Moreover, when the rules of interstate marriage recognition were developed, federal constitutional norms of equal protection and due process were neither as broad nor as clear as they are now. Thus, these rules developed in a world in which states had more latitude to deny civil rights based on state prerogative or policy. Those same rules today—giving states the power to pick and choose among out-of-state marriages for recognition purposes—may simply not be valid in some cases.

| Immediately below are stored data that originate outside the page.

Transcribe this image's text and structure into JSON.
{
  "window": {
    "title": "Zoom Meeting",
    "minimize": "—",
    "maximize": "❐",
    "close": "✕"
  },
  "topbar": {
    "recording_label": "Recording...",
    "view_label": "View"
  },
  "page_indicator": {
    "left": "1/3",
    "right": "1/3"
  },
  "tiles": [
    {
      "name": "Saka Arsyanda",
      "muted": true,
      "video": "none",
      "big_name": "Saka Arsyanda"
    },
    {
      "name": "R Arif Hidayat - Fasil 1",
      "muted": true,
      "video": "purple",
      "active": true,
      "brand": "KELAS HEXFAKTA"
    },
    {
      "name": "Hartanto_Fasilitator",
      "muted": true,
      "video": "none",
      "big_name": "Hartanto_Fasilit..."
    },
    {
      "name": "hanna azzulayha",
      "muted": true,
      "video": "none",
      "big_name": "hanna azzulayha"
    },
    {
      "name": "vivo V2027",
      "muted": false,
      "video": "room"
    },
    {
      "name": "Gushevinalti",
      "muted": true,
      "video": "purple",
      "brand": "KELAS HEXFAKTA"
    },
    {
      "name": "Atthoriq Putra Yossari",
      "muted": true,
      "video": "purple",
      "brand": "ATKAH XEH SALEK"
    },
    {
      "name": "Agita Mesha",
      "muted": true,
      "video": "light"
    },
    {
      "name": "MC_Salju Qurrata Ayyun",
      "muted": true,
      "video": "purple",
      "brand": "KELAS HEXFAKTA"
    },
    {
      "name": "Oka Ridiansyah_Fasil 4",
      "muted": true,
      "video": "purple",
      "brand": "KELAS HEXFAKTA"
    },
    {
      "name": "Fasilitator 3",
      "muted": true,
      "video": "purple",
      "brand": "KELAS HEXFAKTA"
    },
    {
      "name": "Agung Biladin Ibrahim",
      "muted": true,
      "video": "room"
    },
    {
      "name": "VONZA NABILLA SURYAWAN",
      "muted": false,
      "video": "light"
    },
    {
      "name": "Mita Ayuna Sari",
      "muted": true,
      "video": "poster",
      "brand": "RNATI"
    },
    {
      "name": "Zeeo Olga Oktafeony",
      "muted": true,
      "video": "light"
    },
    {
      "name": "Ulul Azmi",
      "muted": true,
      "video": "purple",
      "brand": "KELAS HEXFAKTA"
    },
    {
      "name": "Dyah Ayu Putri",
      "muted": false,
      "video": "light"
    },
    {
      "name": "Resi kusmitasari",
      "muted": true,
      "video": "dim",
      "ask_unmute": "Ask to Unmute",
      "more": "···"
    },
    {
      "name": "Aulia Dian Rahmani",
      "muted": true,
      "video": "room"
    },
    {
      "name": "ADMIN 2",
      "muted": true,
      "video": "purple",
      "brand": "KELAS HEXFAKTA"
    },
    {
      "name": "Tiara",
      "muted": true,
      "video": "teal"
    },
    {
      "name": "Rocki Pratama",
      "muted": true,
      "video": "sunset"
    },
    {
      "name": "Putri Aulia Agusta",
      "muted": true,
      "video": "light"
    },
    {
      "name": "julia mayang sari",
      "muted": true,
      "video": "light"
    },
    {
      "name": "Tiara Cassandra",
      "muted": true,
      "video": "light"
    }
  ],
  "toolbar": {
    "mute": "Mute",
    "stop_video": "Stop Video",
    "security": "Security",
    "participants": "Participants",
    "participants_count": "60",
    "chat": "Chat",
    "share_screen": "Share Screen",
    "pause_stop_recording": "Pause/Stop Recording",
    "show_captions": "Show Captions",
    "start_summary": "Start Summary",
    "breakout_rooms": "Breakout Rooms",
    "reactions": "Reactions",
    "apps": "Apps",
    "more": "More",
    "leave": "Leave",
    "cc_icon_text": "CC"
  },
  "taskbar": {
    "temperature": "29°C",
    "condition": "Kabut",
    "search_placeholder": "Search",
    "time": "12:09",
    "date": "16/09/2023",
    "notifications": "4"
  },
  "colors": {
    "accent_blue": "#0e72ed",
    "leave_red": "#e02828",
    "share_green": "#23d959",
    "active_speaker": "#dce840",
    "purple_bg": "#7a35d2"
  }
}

A pending case in federal district court in Ohio raises some of these questions. In Obergefell v. Kasich, which my fellow Justia columnist David Kemp has written about in detail here, the spouse of a terminally-ill man sued to ensure that Ohio would issue his husband a death certificate that reflected his marriage. The couple flew to Maryland to marry, given Ohio’s ban on same-sex marriage. In granting a temporary restraining order (TRO) against the state of Ohio, the judge ruled that, under the principles of Windsor and Romer, the state cannot refuse recognition to same-sex marriages validly celebrated elsewhere. Important to the ruling was the fact that Ohio has a long history of recognizing prohibited marriages, even those where the couple fled Ohio in order to evade its restrictive laws and then returned home to demand recognition. That raised a troubling question: If Ohio bent over backwards to recognize all marriages, why does it refuse to do the same for gay marriages?
The Obergefell case is only the first of many challenges that will follow Windsor. It may well be, as Justice Scalia predicted in his angry dissent in Windsor, that even without ruling that state bans on same-sex marriage are unconstitutional (which the Court could have done, but did not do, in Perry v. Schwarzenegger), the Court may have done them in indirectly.